AUGUSTA — Republican lawmakers Wednesday reintroduced a so-called right-to-work bill, a week after saying that the legislation wouldn’t be a priority this session.
An amended version of the bill was expected to be unveiled this afternoon and sent back to committee for a public hearing.
Democrats nearly killed the bill this morning when Rep. John Martin, D-Eagle Lake, made a motion from the floor in the House of Representatives to indefinitely postpone it. The motion failed after a 74-74 roll call vote.
The bill, which has the backing of Gov. Paul LePage, prohibits public employee unions from charging nonunion workers a fee – not full dues – for representing them in contract and grievance negotiations.

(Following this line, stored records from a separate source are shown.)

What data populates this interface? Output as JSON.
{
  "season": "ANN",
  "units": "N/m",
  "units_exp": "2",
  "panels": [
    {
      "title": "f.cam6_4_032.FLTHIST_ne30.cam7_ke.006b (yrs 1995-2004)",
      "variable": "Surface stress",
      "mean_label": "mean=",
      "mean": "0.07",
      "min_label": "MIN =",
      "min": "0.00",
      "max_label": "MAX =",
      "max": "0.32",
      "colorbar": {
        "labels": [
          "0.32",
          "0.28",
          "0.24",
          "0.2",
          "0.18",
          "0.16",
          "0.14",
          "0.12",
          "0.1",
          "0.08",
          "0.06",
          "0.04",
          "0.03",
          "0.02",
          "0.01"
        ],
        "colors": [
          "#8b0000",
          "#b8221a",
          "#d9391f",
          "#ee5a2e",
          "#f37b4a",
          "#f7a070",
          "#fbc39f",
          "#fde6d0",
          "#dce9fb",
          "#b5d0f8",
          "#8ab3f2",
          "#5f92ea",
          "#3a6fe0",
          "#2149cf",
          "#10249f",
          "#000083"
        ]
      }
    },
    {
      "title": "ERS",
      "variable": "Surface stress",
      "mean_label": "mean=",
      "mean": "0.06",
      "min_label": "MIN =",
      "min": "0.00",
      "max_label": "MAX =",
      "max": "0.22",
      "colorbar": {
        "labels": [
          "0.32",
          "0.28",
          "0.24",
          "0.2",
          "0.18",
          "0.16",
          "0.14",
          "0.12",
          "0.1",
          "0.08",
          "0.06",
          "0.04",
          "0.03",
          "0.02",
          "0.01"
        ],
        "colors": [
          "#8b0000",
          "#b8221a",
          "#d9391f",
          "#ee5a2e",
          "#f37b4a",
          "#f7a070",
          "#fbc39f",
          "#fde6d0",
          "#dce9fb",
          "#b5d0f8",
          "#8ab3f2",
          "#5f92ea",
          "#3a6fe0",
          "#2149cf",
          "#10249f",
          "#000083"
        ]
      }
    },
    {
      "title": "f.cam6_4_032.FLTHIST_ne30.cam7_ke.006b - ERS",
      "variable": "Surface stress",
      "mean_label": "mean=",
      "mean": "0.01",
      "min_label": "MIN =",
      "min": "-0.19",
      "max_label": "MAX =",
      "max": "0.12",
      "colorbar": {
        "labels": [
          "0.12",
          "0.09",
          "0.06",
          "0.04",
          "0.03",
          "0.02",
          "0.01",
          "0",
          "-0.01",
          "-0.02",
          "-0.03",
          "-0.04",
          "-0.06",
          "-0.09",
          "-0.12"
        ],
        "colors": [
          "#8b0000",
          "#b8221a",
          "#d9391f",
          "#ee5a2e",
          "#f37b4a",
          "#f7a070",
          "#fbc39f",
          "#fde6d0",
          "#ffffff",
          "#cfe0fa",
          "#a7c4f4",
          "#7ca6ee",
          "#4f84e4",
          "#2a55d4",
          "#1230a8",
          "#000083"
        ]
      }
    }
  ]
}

Republican supporters say they don’t feel nonunion workers should have to pay anything, since they’re not members of the union. Democrats counter that public employees who decide not to join the union are still represented by the union and benefit from that, and said the legislation is a politically motivated assault designed to bleed organized labor of financial resources.
Republicans last week pulled the bill, LD 309, from committee without a public hearing. Rep. Andre Cushing, R-Hampden, the majority whip in the House, said last week that although right-to-work was worthy of an “honest and fair discussion,” leadership did not want to hinder passage of the budget with another bitter partisan battle.
Cushing said leadership did not want raucous protests in the State House as witnessed in Capitol buildings in Wisconsin and Ohio.
“We don’t want that here in Maine,” Cushing said. “Well, some people might want that, but not enough to pass (right-to-work).”
Cushing also indicated that Republicans were wary of further alienating Democrats whose support will be needed to pass a budget with a two-thirds majority to avoid a government shutdown.
Since then, rumors have been rampant that the legislation was coming back. That fueled speculation that the legislative branch was under pressure to take up the bill because LePage earlier this year declared in the national press that the Maine Legislature “was going after right-to-work.”
Last week LePage was asked if right-to-work was still a priority.
“Quite frankly, what’s a priority to me right now is the budget,” LePage told reporters.
On Wednesday union supporters were spotted in the State House wearing purple shirts, perhaps foreshadowing additional protests.